Fresh from the oven.
“Four des Navettes” is the name of the city’s oldest bakery, located near the Abbey of St. Victor. The famed boat-shaped, orange-flavoured cookies for which it is named have been baked here since 1781. Aficionados enjoy dunking them in coffee before gobbling them up.
The TGV races from Paris to Marseille in just over three hours. Air France has long since abandoned scheduled flights.
All cleaned up.
For years, Marseille’s refuse collectors were allowed to call it quits as soon as they had emptied all the garbage cans in their district and brought the garbage to the dump. This literally led to garbage truck races – at the expense of thoroughness. Things have since changed for the better – marooned garbage bags are no longer a regular sight on the city streets.
Plenty to shout about.
“Be still, Marseille, you’re too loud.

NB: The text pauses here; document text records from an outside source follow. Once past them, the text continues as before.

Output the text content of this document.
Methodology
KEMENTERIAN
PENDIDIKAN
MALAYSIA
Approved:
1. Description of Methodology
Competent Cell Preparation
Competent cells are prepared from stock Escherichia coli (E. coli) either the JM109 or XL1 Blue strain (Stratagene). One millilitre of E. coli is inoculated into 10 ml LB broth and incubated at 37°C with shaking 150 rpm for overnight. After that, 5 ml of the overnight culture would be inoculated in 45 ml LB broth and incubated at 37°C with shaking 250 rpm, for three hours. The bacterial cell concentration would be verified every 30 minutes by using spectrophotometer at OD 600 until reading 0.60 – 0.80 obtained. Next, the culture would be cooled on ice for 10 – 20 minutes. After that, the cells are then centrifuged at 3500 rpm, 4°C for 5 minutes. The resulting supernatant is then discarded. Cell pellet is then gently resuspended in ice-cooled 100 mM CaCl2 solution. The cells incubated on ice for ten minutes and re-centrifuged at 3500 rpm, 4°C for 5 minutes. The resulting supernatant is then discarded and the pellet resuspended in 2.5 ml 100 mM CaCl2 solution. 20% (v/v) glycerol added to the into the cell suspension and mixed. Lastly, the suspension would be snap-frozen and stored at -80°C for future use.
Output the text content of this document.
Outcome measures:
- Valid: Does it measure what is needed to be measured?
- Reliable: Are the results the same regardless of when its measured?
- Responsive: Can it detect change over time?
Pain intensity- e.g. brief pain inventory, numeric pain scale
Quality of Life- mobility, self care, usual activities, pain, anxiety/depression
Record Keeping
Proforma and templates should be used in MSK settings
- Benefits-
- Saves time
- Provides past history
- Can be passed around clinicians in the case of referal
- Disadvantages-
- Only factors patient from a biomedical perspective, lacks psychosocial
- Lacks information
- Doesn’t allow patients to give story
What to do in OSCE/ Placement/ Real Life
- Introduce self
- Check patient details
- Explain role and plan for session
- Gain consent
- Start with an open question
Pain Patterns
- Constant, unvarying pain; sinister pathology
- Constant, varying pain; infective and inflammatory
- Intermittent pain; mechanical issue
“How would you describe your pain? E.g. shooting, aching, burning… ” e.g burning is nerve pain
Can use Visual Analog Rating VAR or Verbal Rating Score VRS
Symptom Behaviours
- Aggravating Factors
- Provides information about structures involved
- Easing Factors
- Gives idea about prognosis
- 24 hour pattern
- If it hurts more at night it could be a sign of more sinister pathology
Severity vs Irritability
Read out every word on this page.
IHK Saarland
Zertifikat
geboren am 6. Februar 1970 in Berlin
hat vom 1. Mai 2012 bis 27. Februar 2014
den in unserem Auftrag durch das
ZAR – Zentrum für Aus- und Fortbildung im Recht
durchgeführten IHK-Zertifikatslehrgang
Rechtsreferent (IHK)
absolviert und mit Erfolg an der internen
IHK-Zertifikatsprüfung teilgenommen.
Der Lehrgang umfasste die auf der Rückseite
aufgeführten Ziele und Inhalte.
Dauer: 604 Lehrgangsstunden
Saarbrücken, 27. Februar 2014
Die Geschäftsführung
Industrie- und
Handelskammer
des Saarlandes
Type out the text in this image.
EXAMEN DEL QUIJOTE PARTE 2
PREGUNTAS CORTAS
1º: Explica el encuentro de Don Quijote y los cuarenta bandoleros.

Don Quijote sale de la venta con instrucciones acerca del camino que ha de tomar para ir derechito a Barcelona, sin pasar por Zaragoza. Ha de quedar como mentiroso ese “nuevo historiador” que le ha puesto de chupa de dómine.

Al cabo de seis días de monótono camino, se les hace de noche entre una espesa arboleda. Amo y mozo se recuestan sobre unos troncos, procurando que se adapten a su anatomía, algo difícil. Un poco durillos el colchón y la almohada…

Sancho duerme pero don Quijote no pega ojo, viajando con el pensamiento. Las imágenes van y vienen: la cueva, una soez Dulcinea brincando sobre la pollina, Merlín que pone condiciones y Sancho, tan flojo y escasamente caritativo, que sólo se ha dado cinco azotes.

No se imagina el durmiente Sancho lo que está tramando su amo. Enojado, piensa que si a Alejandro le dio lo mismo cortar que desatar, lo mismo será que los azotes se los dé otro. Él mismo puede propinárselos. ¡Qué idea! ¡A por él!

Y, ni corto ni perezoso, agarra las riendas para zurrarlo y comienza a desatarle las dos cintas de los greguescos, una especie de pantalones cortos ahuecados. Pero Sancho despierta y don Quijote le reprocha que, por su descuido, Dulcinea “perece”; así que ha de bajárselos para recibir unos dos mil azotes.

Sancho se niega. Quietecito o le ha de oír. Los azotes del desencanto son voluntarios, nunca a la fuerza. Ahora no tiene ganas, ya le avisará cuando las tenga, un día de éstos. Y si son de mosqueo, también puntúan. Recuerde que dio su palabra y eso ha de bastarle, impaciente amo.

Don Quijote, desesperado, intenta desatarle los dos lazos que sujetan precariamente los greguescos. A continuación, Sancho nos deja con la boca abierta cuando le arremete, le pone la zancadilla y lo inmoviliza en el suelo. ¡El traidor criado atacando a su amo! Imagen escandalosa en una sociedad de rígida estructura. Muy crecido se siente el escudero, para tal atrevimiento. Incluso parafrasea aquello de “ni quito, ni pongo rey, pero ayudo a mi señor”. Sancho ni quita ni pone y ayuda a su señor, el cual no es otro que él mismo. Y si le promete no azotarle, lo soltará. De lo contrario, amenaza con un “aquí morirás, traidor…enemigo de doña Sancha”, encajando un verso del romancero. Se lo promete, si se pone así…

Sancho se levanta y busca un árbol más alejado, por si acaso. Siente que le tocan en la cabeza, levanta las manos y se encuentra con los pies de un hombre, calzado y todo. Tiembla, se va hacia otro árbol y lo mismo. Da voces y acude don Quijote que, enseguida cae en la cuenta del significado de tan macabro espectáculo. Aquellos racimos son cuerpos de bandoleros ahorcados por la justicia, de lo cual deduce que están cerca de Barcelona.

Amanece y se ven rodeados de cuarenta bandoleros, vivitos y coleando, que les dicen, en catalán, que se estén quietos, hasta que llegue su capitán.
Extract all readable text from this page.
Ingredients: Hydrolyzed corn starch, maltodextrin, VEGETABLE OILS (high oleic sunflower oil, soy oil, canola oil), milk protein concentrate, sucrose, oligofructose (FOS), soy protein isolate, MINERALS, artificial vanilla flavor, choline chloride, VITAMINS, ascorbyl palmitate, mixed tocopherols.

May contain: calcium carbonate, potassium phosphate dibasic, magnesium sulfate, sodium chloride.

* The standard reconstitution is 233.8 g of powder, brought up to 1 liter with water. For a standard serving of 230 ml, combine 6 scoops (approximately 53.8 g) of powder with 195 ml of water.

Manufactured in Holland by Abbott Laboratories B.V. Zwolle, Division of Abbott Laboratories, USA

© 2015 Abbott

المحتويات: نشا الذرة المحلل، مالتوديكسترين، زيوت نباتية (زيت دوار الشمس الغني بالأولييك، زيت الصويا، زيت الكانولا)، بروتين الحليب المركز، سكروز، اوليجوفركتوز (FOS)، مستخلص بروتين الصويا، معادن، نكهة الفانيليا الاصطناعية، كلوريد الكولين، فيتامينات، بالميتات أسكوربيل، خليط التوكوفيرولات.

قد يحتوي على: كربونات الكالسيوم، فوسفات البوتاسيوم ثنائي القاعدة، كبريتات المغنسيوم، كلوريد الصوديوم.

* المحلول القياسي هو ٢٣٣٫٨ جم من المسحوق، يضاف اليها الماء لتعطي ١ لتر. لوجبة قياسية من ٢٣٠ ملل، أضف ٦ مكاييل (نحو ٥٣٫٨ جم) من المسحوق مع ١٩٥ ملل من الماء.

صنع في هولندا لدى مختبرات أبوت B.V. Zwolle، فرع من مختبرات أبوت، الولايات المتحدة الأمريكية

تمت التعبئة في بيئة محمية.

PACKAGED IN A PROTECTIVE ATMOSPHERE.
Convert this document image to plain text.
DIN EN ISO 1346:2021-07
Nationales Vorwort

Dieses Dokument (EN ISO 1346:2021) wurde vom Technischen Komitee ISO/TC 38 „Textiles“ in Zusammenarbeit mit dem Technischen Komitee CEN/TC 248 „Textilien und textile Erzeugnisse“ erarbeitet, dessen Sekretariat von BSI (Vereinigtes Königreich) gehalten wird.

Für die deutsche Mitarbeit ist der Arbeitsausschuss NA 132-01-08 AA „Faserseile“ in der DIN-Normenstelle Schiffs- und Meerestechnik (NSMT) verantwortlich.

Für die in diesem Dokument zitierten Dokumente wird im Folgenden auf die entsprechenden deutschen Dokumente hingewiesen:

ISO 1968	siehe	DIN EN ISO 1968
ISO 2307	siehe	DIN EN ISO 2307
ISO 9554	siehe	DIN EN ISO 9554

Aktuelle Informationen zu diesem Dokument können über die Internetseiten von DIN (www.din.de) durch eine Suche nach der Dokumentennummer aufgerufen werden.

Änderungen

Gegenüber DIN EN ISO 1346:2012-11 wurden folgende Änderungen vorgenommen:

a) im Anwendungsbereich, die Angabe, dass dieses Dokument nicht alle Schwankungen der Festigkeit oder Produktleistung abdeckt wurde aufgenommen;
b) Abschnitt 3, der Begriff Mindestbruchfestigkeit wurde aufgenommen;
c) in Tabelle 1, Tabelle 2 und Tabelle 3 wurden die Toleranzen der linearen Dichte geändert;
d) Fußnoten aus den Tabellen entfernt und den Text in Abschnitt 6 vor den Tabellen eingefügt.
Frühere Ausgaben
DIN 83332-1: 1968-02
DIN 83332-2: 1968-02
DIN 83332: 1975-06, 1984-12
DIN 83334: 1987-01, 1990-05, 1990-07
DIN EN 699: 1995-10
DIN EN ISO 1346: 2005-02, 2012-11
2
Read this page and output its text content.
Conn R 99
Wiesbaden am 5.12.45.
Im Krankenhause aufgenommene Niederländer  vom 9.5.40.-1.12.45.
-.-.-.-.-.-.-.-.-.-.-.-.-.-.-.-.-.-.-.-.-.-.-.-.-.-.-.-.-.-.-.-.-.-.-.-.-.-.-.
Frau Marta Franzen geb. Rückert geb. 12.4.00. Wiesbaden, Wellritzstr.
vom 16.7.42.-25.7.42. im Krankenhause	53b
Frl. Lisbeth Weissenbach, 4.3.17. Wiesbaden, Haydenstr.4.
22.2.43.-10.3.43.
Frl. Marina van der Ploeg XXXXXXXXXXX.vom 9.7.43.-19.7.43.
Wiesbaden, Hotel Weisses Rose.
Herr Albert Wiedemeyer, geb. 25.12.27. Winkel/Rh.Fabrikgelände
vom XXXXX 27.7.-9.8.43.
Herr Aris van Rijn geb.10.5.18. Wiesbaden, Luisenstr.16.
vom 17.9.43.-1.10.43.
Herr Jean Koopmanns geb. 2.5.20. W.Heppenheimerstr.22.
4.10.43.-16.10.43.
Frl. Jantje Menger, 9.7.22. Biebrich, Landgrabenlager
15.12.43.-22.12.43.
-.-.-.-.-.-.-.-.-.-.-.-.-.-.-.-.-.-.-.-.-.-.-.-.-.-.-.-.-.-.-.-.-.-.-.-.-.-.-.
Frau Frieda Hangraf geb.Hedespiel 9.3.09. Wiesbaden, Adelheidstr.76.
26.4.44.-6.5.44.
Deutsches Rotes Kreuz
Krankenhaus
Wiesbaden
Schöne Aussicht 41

I can no longer hear the sails in the harbour,” sang Colette Renaud in a famous 1950s chanson. Complaints about the raucous conversational tone that the natives tend to employ continue to be valid today.
Let it be.
Only 25% of the metropolitan Marseille region is actually developed. There are beaches in the middle of the city. Some people even use the basin at the Museum of European and Mediterranean Civilizations as an impromptu beach. Technically that’s against the rules, but doesn’t that just bolster the city’s rebellious image?